The End of God: Important Directions for a Feminist Critique of Religion in the Works of Sigmund Freud and Carl Jung
P.J. Kemp was a journalist living in Brigham, Quebec.
The End of God is obviously meant to be used as a textbook, with extensive footnotes and an academic, slightly redundant style. Naomi Goldenberg maintains that there is today “a profound alienation of women from religious systems,” due to “a lack of meaningful religious symbols” because the two main Western religions, Christianity and Judaism, are patriarchal in nature and all but exclude women except in the role of gofers. In her book Goldenberg identifies “negative factors that make women feel estranged” from established religion, and then explores “a positive course of action and reflection which will allow the maintenance and expression of spiritual feelings about life.” To do this she uses the theories of depth psychology: “there are elements in the thought of both Sigmund Freud and Carl Jung that can be helpful in a feminist study of religion.”
The problem with using Freud’s ideas so extensively is that Goldenberg seems to accept the centrality and actuality of the ridiculous oedipal complex — where boys want to kill their fathers to have carnal relations with their mothers. Freud and Goldenberg both strain credibility by trying to outline a female equivalent of the oedipal complex, though precisely what form it takes and how it is to be resolved isn’t entirely clear. It would have been much easier and more sensible to point out that men and women must both learn to overthrow arbitrary authority before they can begin to reason and mature in their own right.

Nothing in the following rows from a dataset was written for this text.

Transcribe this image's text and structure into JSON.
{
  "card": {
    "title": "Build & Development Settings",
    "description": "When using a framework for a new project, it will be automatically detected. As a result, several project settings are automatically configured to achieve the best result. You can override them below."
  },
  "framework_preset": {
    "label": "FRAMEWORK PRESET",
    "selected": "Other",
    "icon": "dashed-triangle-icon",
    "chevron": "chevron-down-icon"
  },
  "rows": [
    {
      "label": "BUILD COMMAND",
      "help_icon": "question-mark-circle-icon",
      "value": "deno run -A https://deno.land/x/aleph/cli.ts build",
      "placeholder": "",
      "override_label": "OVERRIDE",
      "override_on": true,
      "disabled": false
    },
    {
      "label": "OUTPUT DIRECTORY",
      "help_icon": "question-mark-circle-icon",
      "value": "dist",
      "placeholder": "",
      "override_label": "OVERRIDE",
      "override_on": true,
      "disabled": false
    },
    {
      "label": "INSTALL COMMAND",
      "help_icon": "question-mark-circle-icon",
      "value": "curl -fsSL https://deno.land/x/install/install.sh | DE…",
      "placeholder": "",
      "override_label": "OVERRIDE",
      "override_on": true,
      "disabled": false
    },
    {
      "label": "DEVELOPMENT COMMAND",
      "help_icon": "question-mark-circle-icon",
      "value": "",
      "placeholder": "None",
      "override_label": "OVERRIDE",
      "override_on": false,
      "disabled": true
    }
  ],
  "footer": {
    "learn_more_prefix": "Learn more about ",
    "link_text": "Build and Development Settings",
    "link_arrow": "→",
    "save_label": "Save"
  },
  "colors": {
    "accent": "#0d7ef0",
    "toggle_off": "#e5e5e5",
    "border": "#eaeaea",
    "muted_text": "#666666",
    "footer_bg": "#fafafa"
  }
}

The second chapter, dealing with Jung, comes as a breath of fresh air after the heavy-handed Freudian nonsense of chapter one. Jung states plainly the heart of the matter when he writes “God has ... not chosen for sons those who hang on to him as the Father, but those who found the courage to stand on their own feet.” For a few, this would be enough; the problem remains, however, of semantics and interpretation. Goldenberg quotes Elizabeth Cady Stanton, moving force behind The Woman’s Bible, to the effect that male-written scriptures (however divinely inspired) have been used by male pharisees to subjugate women and all but deny them religious or any other kind of authority. But that isn’t necessarily so much a matter of religious dogma as of simple, entrenched power playing, which will always be around even when its guise moves from the religious to other spheres. It was, after all, mankind who made a dogma of the scriptures, not the scriptures themselves, which claim the underlying rule of all religious feeling is that one must love and serve other people.
Goldenberg might have made more of the issue of power plays, rather than continue and inflame the eternal wrangle over gender exploitation and definition. Only in the last 20 pages of her third and last chapter does Goldenberg pull the ideas and solutions together with some effectiveness when she clearly advocates “developing a perspective which allows us continuously to derive religious imagery from experience. A ‘theology’ based in ever-changing ‘experience’ is an enticing possibility which would indicate solutions to the problem posed by the desire for religious imagery without a dogmatization of that imagery... Perhaps more people will need to become innovators today as more people, especially women, become estranged from the contemporary patriarchal creeds of their day.”